Usted está aquí

¡A la báscula!

Las crónicas no recogieron el nombre de este alcalde, y si lo recogieron ha caído sobre él piadoso olvido. La verdad, yo prefiero un olvido piadoso a un recuerdo ingrato. No me recuerdes la mamá por algo que hace tiempo te hice. Mejor olvídame.

Este alcalde lo era de un pequeño municipio en el norte del Estado. ¿De cuál Estado? Puede haber sido de éste o de otro. La localización geográfica no cuenta nada en esta narración. Precisiones como ésa nos llevarían a la Geopolítica, peligrosa ciencia en nombre de la cual un diputado gringo parecido en lo imbécil a Trump pidió la anexión de Cuba a los Estados Unidos alegando que la isla se formó con tierras arrojadas al mar por el río Mississippi.

El caso es que el alcalde de mi cuento dio con una manera muy de peso para allegarse pesos. Hizo poner en ambos extremos del pueblo sendas básculas para vehículos de carga. Todos los que llegaban -tráileres, trocas, camionetas- debían pasar a la báscula a fin de ser pesados. Alegaba el alcalde que si tales vehículos llevaban una carga excesiva, al atravesar el pueblo dañarían irremediablemente el pavimento, con grave daño económico para la comuna.

Mentiras, mentiras todas. En primer lugar no había pavimento que se pudiera dañar: la calle principal era un gran bache de principio a fin. Además la báscula era americana, y marcaba en libras, de modo que por reducida que fuera la carga la báscula marcaba mucho: los encargados le decían al chofer que eran kilos, y como el vehículo pesaba mucho no podía pasar.

Todo tiene arreglo en esta vida, claro, si no es la muerte. Con un poco de buena voluntad no hay problema que no se pueda superar. Los conductores hacían un obsequio en metálico a los de la báscula -por la molestia del pesaje, claro-, y continuaban libremente su camino. De sobra está decir que los obsequios iban a dar a manos del previsor munícipe. Éste se cuidaba menos de los asuntos municipales que de la báscula, fuente principalísima de sus ingresos –de los suyos, quiero decir-, hasta el punto de que a veces ni se acordaba de cobrar el sueldo.

Un día se presentó una comisión ante el señor Presidente Municipal. La encabezaba el cura párroco del pueblo, a quien acompañaban varios señores y señoras pertenecientes a diversas asociaciones pías. Le dijeron al alcalde que estaban reparando el templo parroquial, e iban a solicitar su generosa ayuda.

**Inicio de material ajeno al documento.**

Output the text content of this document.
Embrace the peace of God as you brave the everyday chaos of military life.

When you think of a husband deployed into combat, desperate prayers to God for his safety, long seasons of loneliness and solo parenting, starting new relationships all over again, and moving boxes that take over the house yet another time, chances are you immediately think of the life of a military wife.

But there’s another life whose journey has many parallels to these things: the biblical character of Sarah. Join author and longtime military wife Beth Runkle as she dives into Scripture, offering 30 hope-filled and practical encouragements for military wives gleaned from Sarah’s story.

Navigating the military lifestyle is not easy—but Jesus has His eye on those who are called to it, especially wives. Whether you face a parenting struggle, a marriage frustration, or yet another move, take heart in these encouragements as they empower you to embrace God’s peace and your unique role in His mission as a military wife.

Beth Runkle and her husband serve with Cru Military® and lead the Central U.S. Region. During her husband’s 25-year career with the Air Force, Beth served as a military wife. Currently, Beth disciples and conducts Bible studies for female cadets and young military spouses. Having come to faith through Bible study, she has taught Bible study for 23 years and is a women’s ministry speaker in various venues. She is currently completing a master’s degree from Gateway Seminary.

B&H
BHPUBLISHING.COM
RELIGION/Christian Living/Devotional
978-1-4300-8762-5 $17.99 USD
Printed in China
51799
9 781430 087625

-Cómo no; faltaba más -dijo el alcalde-. A ver, que venga el señor tesorero para que nos diga con cuánto podemos ayudar. No será mucho, perdonarán ustedes, porque las finanzas municipales andan mal, pero algo, aunque sea poco, les podremos dar.

-No, señor Presidente -lo interrumpió el párroco-. Lo que venimos a pedirle no es dinero. 
       
-¿Ah, no? -se inquietó el alcalde-. ¿Entonces?

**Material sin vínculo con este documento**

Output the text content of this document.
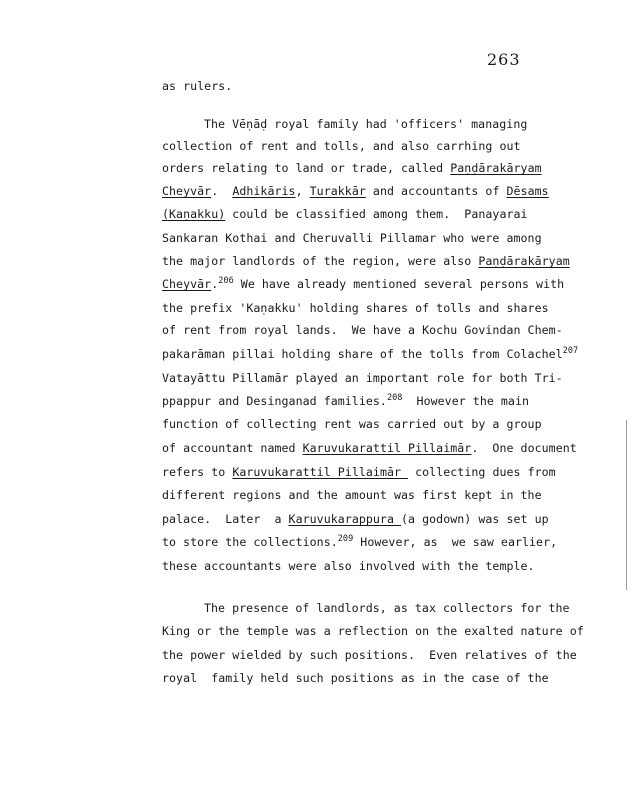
263
as rulers.
The Vēṇāḍ royal family had 'officers' managing
collection of rent and tolls, and also carrhing out
orders relating to land or trade, called Paṇḍārakāryam
Cheyvār.  Adhikāris, Turakkār and accountants of Dēsams
(Kaṇakku) could be classified among them.  Panayarai
Sankaran Kothai and Cheruvalli Pillamar who were among
the major landlords of the region, were also Paṇḍārakāryam
Cheyvār.$^{206}$ We have already mentioned several persons with
the prefix 'Kaṇakku' holding shares of tolls and shares
of rent from royal lands.  We have a Kochu Govindan Chem-
pakarāman pillai holding share of the tolls from Colachel$^{207}$
Vatayāttu Pillamār played an important role for both Tri-
ppappur and Desinganad families.$^{208}$  However the main
function of collecting rent was carried out by a group
of accountant named Karuvukarattil Pillaimār.  One document
refers to Karuvukarattil Pillaimār  collecting dues from
different regions and the amount was first kept in the
palace.  Later  a Karuvukarappura (a godown) was set up
to store the collections.$^{209}$ However, as  we saw earlier,
these accountants were also involved with the temple.
The presence of landlords, as tax collectors for the
King or the temple was a reflection on the exalted nature of
the power wielded by such positions.  Even relatives of the
royal  family held such positions as in the case of the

El señor cura dirigió la mirada a uno de los señores, y éste habló:

-Queremos pedirle que nos deje durante un mes la libre administración de una de las básculas.

El alcalde se llevó las manos a la cabeza, escandalizado, y exclamó con enojo:

-¡Méndigos! ¡Ustedes no quieren arreglar la iglesia! ¡Lo que quieren es construir una basílica!